The program is designed with extensibility in mind. Currently features are extracted from audio using functions from libxtract, but it's easy to create new features (by subclassing off of an abstract feature class) and integrate them seamlessly with the program. Algorithms and parameters are modular, and interfaces to external libraries and protocols are presented in terms of the abstractions that are "native" to Intuition. The algorithmic side of the program is very much independent of its UI; it was designed with the intention that it could be used as a standalone library for other applications.
The program is also designed for performance, since it needs to do some heavy lifting in real time. For a given piece of audio, features are computed only once, and libxtract's philosophy of "cascading" features is built into the abstractions for audio objects. Numerical corners are cut where appropriate in the learning algorithms to speed them up.

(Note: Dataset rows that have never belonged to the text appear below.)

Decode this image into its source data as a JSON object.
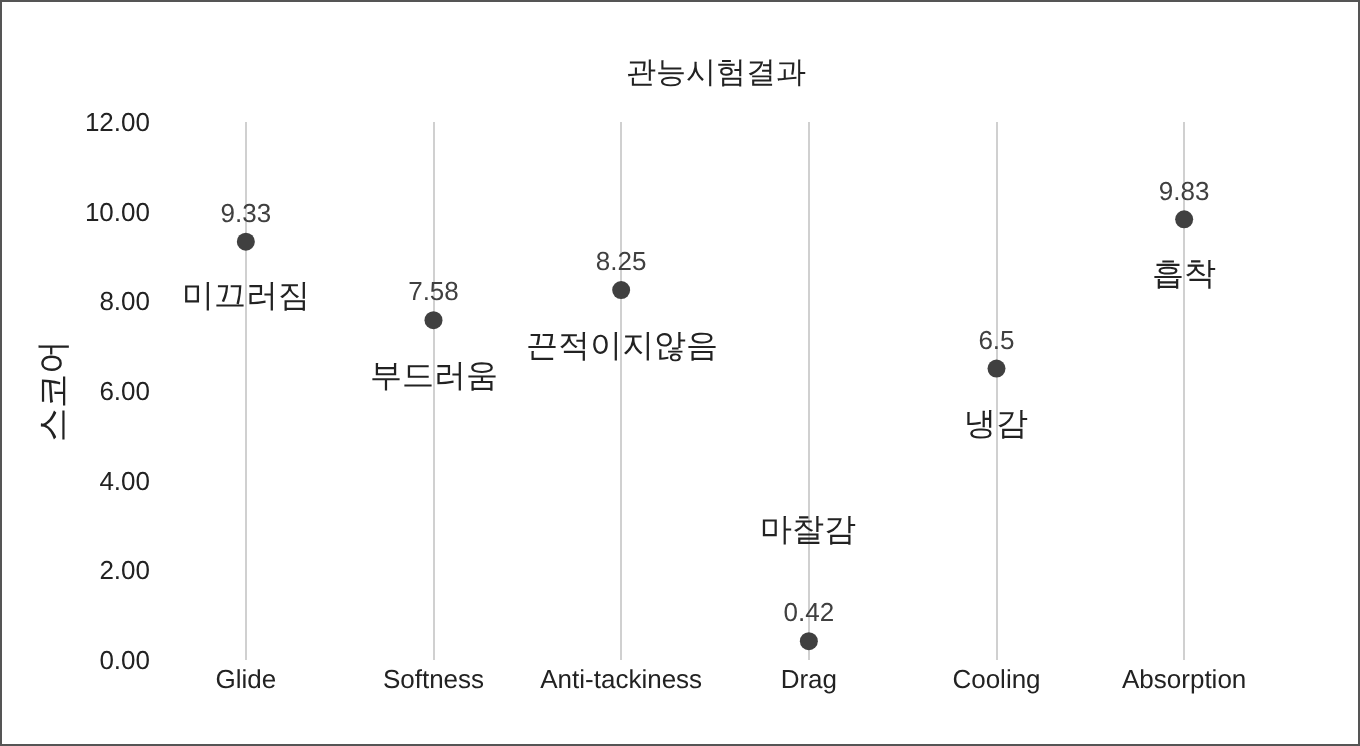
{
  "chart_data": {
    "type": "scatter",
    "title": "관능시험결과",
    "ylabel": "스코어",
    "categories": [
      "Glide",
      "Softness",
      "Anti-tackiness",
      "Drag",
      "Cooling",
      "Absorption"
    ],
    "values": [
      9.33,
      7.58,
      8.25,
      0.42,
      6.5,
      9.83
    ],
    "color": "#404040",
    "marker": "circle",
    "data_labels": true,
    "grid": "x",
    "ylim": [
      0,
      12
    ],
    "yticks": [
      {
        "value": 0,
        "label": "0.00"
      },
      {
        "value": 2,
        "label": "2.00"
      },
      {
        "value": 4,
        "label": "4.00"
      },
      {
        "value": 6,
        "label": "6.00"
      },
      {
        "value": 8,
        "label": "8.00"
      },
      {
        "value": 10,
        "label": "10.00"
      },
      {
        "value": 12,
        "label": "12.00"
      }
    ],
    "annotations": [
      {
        "text": "미끄러짐",
        "x": "Glide",
        "y": 9.33
      },
      {
        "text": "부드러움",
        "x": "Softness",
        "y": 7.58
      },
      {
        "text": "끈적이지않음",
        "x": "Anti-tackiness",
        "y": 8.25
      },
      {
        "text": "마찰감",
        "x": "Drag",
        "y": 0.42
      },
      {
        "text": "냉감",
        "x": "Cooling",
        "y": 6.5
      },
      {
        "text": "흡착",
        "x": "Absorption",
        "y": 9.83
      }
    ]
  }
}
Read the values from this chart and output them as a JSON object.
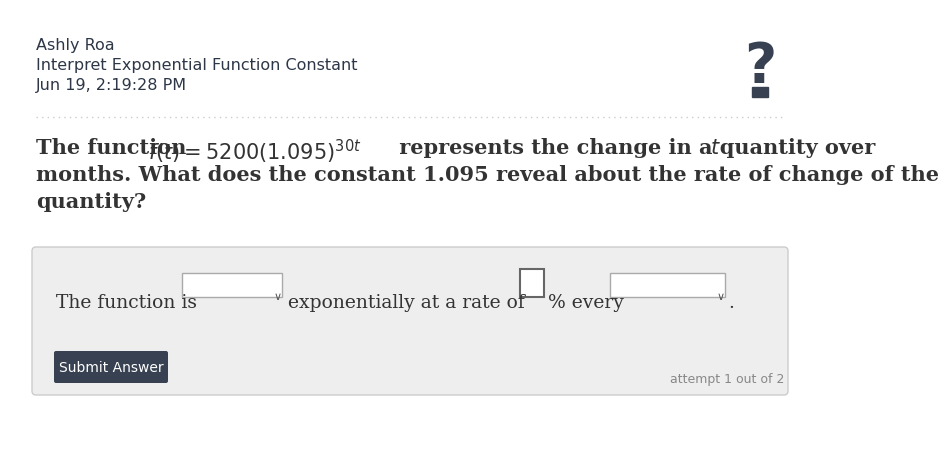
{
  "name": "Ashly Roa",
  "subtitle": "Interpret Exponential Function Constant",
  "date": "Jun 19, 2:19:28 PM",
  "question_line2": "months. What does the constant 1.095 reveal about the rate of change of the",
  "question_line3": "quantity?",
  "submit_btn": "Submit Answer",
  "attempt_text": "attempt 1 out of 2",
  "white_bg": "#ffffff",
  "page_bg": "#ffffff",
  "answer_box_bg": "#eeeeee",
  "answer_box_border": "#cccccc",
  "text_dark": "#2d3748",
  "text_medium": "#333333",
  "text_light": "#888888",
  "question_mark_color": "#374151",
  "btn_color": "#374151",
  "btn_text": "#ffffff",
  "input_border": "#aaaaaa",
  "input_bg": "#ffffff",
  "dropdown_border": "#aaaaaa",
  "dotted_color": "#cccccc",
  "header_fontsize": 11.5,
  "question_fontsize": 15.0,
  "answer_fontsize": 13.5
}
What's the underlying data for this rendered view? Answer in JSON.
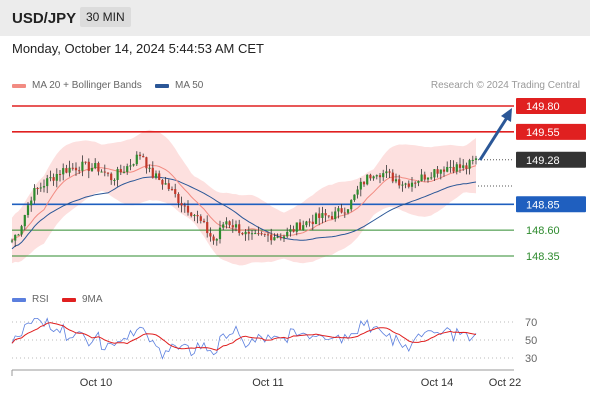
{
  "header": {
    "symbol": "USD/JPY",
    "interval": "30 MIN"
  },
  "datetime": "Monday, October 14, 2024 5:44:53 AM CET",
  "legend": {
    "ma20": {
      "label": "MA 20 + Bollinger Bands",
      "color": "#f28b82"
    },
    "ma50": {
      "label": "MA 50",
      "color": "#2b5797"
    }
  },
  "credit": "Research © 2024 Trading Central",
  "rsi_legend": {
    "rsi": {
      "label": "RSI",
      "color": "#5b7fde"
    },
    "ma9": {
      "label": "9MA",
      "color": "#e02020"
    }
  },
  "x_labels": [
    "Oct 10",
    "Oct 11",
    "Oct 14",
    "Oct 22"
  ],
  "rsi_ticks": [
    "70",
    "50",
    "30"
  ],
  "levels": [
    {
      "value": 149.8,
      "label": "149.80",
      "type": "resistance",
      "color": "#e02020"
    },
    {
      "value": 149.55,
      "label": "149.55",
      "type": "resistance",
      "color": "#e02020"
    },
    {
      "value": 149.28,
      "label": "149.28",
      "type": "current",
      "color": "#333333"
    },
    {
      "value": 148.85,
      "label": "148.85",
      "type": "pivot",
      "color": "#1f5fbf"
    },
    {
      "value": 148.6,
      "label": "148.60",
      "type": "support",
      "color": "#2e8b2e"
    },
    {
      "value": 148.35,
      "label": "148.35",
      "type": "support",
      "color": "#2e8b2e"
    }
  ],
  "chart_data": {
    "type": "line",
    "title": "USD/JPY 30 MIN",
    "xlabel": "",
    "ylabel": "",
    "x": [
      "Oct 10",
      "Oct 11",
      "Oct 14"
    ],
    "price_close_approx": [
      148.55,
      148.95,
      149.2,
      149.35,
      149.1,
      148.9,
      148.45,
      148.8,
      148.55,
      148.6,
      148.8,
      149.05,
      149.15,
      149.25,
      149.28
    ],
    "rsi_range": [
      30,
      70
    ],
    "current_price": 149.28,
    "target": 149.8
  }
}
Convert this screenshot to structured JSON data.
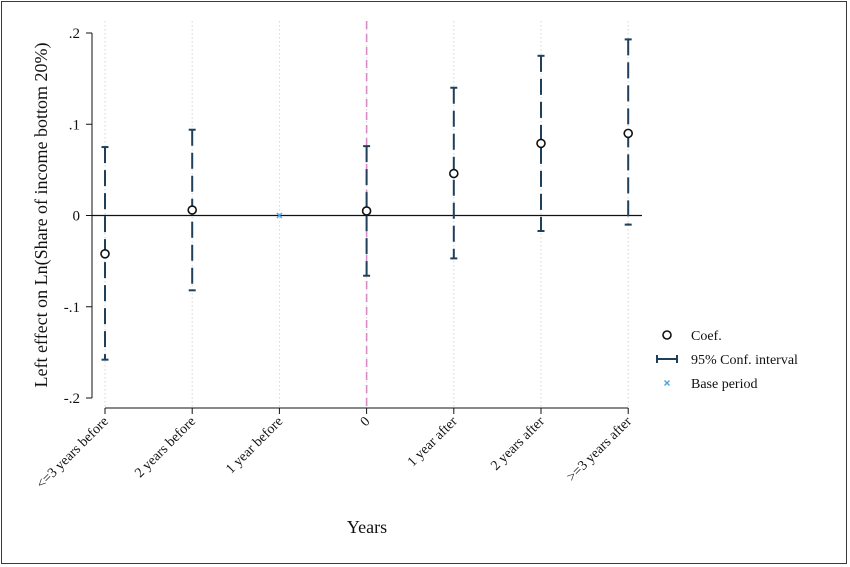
{
  "chart_data": {
    "type": "scatter",
    "subtype": "coefficient-plot-with-confidence-intervals",
    "title": "",
    "xlabel": "Years",
    "ylabel": "Left effect on Ln(Share of income bottom 20%)",
    "categories": [
      "<=3 years before",
      "2 years before",
      "1 year before",
      "0",
      "1 year after",
      "2 years after",
      ">=3 years after"
    ],
    "ylim": [
      -0.2,
      0.2
    ],
    "yticks": [
      0.2,
      0.1,
      0,
      -0.1,
      -0.2
    ],
    "ytick_labels": [
      ".2",
      ".1",
      "0",
      "-.1",
      "-.2"
    ],
    "series": [
      {
        "name": "Coef.",
        "values": [
          -0.042,
          0.006,
          0,
          0.005,
          0.046,
          0.079,
          0.09
        ],
        "ci_lower": [
          -0.158,
          -0.082,
          null,
          -0.066,
          -0.047,
          -0.017,
          -0.01
        ],
        "ci_upper": [
          0.075,
          0.094,
          null,
          0.076,
          0.14,
          0.175,
          0.193
        ]
      }
    ],
    "base_period_index": 2,
    "event_line_index": 3,
    "zero_line": true,
    "grid": "vertical dotted",
    "legend": {
      "placement": "right",
      "entries": [
        {
          "label": "Coef.",
          "symbol": "hollow-circle"
        },
        {
          "label": "95% Conf. interval",
          "symbol": "capped-line"
        },
        {
          "label": "Base period",
          "symbol": "x"
        }
      ]
    },
    "colors": {
      "ci": "#1f3f5b",
      "marker": "#111111",
      "base": "#4aa3df",
      "event_line": "#d98cc4",
      "zero_line": "#111111",
      "grid": "#d6d6d6"
    }
  }
}
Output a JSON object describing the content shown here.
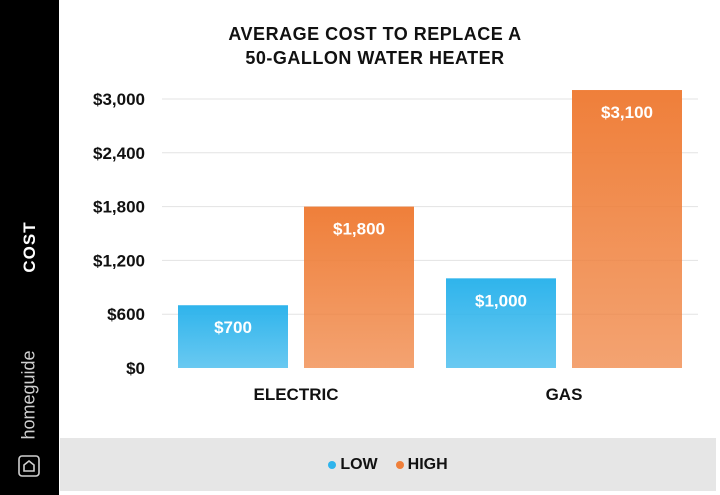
{
  "brand": {
    "name": "homeguide",
    "icon": "house-icon"
  },
  "chart_data": {
    "type": "bar",
    "title_lines": [
      "AVERAGE COST TO REPLACE A",
      "50-GALLON WATER HEATER"
    ],
    "ylabel": "COST",
    "xlabel": "",
    "categories": [
      "ELECTRIC",
      "GAS"
    ],
    "ylim": [
      0,
      3000
    ],
    "yticks": [
      0,
      600,
      1200,
      1800,
      2400,
      3000
    ],
    "ytick_labels": [
      "$0",
      "$600",
      "$1,200",
      "$1,800",
      "$2,400",
      "$3,000"
    ],
    "grid": true,
    "legend_position": "bottom",
    "series": [
      {
        "name": "LOW",
        "values": [
          700,
          1000
        ],
        "labels": [
          "$700",
          "$1,000"
        ],
        "color": "#2fb4ec"
      },
      {
        "name": "HIGH",
        "values": [
          1800,
          3100
        ],
        "labels": [
          "$1,800",
          "$3,100"
        ],
        "color": "#ef7f3a"
      }
    ]
  },
  "colors": {
    "sidebar": "#000000",
    "legend_background": "#e6e6e6"
  }
}
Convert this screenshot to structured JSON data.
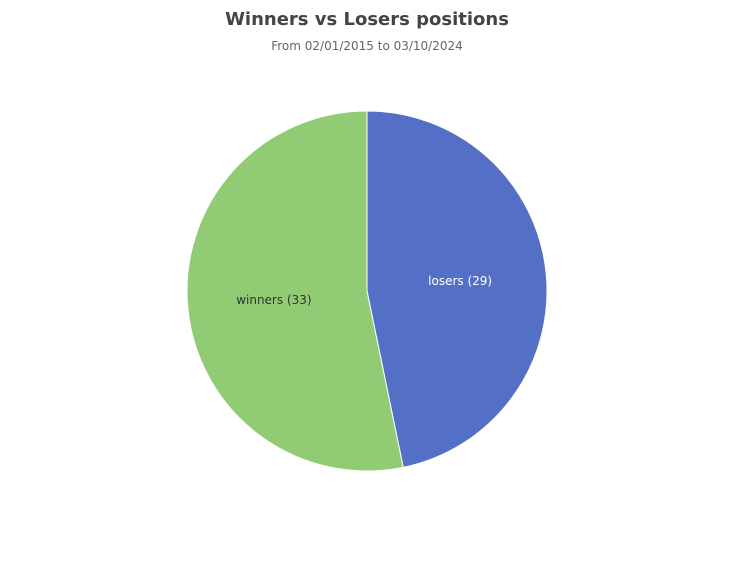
{
  "chart_data": {
    "type": "pie",
    "title": "Winners vs Losers positions",
    "subtitle": "From 02/01/2015 to 03/10/2024",
    "slices": [
      {
        "label": "losers",
        "value": 29,
        "color": "#5470c6",
        "text_label": "losers (29)",
        "label_color": "#ffffff"
      },
      {
        "label": "winners",
        "value": 33,
        "color": "#91cc75",
        "text_label": "winners (33)",
        "label_color": "#333333"
      }
    ],
    "start_angle": "12 o'clock",
    "direction": "clockwise",
    "legend": "none"
  }
}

Intuition uses a number of external libraries and APIs: libxtract and FFTW for feature extraction, libsndfile for reading training data, JACK for outputting and receiving real-time audio, LADSPA for transforming audio, and GTK for its UI.
The milestones which were accomplished for the project were, in approximately chronological order:
Milestone 1: Get a framework up and running for reading/writing files, extracting features, processing collections of files, etc.
Milestone 2: Figure out the "extent" of the program - better define the user experience and the program's capabilities.
Milestone 3: Get a user interface up and running that allows the input features, plugins, target files, and target features to be specified.
Milestone 4: Design an API for linking the interface with the computational backend, refactor existing code.
Milestone 5: Implement the computational backend.
Milestone 6: Integrate the UI and learning algorithms, revising the API and incrementally redesigning the backend with performance in mind.
Milestone 7: Polish the UI, and add new ways of giving feedback.
to Matt Hoffman for some good advice regarding the problem of generating data points for the learning algorithms! to Ge Wang for helping me turn a nebulous idea into a concrete one!